Nel dicembre dello scorso anno la nostra amministrazione comunale ha deciso di assumere a tempo determinato 12 vigili e di regolarizzarne altri 13, precedentemente assunti con contratto part-time, con la convinzione di aumentare la nostra “sicurezza”. Di ciò dovremmo esserne tutti contenti ma, purtroppo, l’analisi della realtà è tutt’altro che confortevole. Gli atti criminali, vandalici e teppistici di fine anno, casi non isolati, ci fanno temere che la misura presa, oltre che essere insufficiente, sia anche inefficace in quanto (come spesso capita nella nostra città) i problemi si affrontano di sbieco cercando unicamente di risolverli con la quantità dei servizi offerti anziché la qualità: servizi che quasi sempre non riflettono le reali esigenze della comunità sansevrese.
È successo nel settore edilizio, laddove bocche fameliche hanno colato cemento in ogni posto possibile riducendo, vergognosamente, oltre che gli spazi comuni, anche la qualità del tessuto urbano: basti guardare cosa accade ogni giorno davanti alle scuole alle ore di uscita degli alunni. Queste bocche, che potrebbero guadagnare diversamente e con grande beneficio comune, non le riesce a bloccare nessuno: pensate che ora vogliono mangiarsi anche l’area verde collocata in via martiri di Cefalonia destinata a parco cittadino (bensì 5 ettari di terreno di cui naturalmente non esiteremo a denunciare questi incalliti signori, appena avremo dati certi, che hanno nella testa “Un maledetto muro”). Ma torniamo alle questioni della tanto “sofferta” sicurezza e di quanti, passeggiando per la città, disattendono puntualmente e quasi completamente le più elementari regole civili. Per non parlare del codice della strada, oramai totalmente riscritto in chiave personalizzata dai nostri concittadini.
Non parliamo nemmeno della nostra viabilità, oramai obbligata in percorsi talmente contorti, che probabilmente qualcuno al momento del concepimento avrà pensato bene di costringere le persone ad uscite a piedi… E delle buche che, ogni giorno spuntando per strada come fiori, si allargano sino a diventare crateri? Comunque se i vigili neo assunti hanno la stessa “mission” dei veterani, allora ne possiamo tranquillamente fare a meno. Addirittura potremmo pensare di indirizzarli in altrettanti servizi socialmente utili per la città che a San Severo mancano: questo significherebbe investire meglio i “nostri soldi” come rendere agibili tutti, ed a tutti, gli spazi pubblici, eliminare tutto ciò che crea ostacolo od intralcio e prevenire tutte quelle situazioni di pericolo per i pedoni e per le categorie minori quali disabili ed anziani.
Invece assistiamo, da anni, ad un lassismo colpevole: pizzerie, bar e fruttivendoli, che occupano decine di metri quadri di suolo pubblico, addirittura con merce esposta alle intemperie ed ai gas di scarico; aiuole cementate, alberi usati come pali per appendere sacchi di patate e non contenti occupano le strade con i propri mezzi, magari vicino all’ospedale dove altri poveracci, in visita ai malati, ricevono verbali od addirittura la rimozione del proprio mezzo.
Oppure venditori di auto e moto che espongono la loro “merce” sui marciapiedi costringendo tutti ad uno slalom da medaglia d’oro.
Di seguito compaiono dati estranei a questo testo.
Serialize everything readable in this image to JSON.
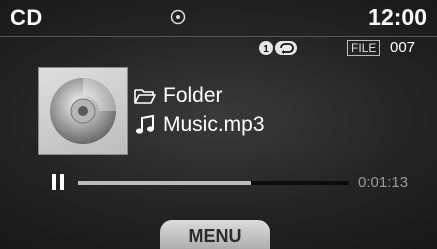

Vogliamo parlare di quei “rispettabili” cittadini che ritengono il marciapiede e la strada antistante la propria abitazione spazio privato delimitandolo con ostacoli permanenti tipo sedie, fioriere, cassette di plastica, senza addirittura risparmiare gli spazi riservati ai disabili? E di quegli artigiani che esercitano la propria professione sullo spazio adibito a sosta davanti ad un istituto scolastico o ancora dell’impresa di pompe funebri che lascia il proprio carro all’incrocio davanti al semaforo, magari con la speranza di aumentare la clientela? Vogliamo allora lanciare una proposta innovativa per la nostra città: facciamo svolgere le Sanseveriadi, una nuova competizione atletica dove sono previste le seguenti gare: lancio del sacchetto nel bidone, lancio del candelotto, corsa tra i fuochi, corsa ad ostacoli tra pali e cassette, la staffetta del 20% (con tangente); siamo sicuri che ci sarebbe larga partecipazione e i politici potrebbero fare i giudici (così risolviamo anche un altro problema). Come simbolo di questa nuova competizione anziché i soliti cerchi olimpici, proponiamo 5 betoniere di diverso colore: rosso, azzurro, nero… che ne pensate?
Chiudiamo con una bella citazione di Carlo M. Cipolla, professore Emerito di storia Economica a Berkeley: "Una persona stupida è chi causa un danno ad un altra persona o gruppo di persone senza nel contempo realizzare alcun vantaggio per sé o addirittura subendo una perdita".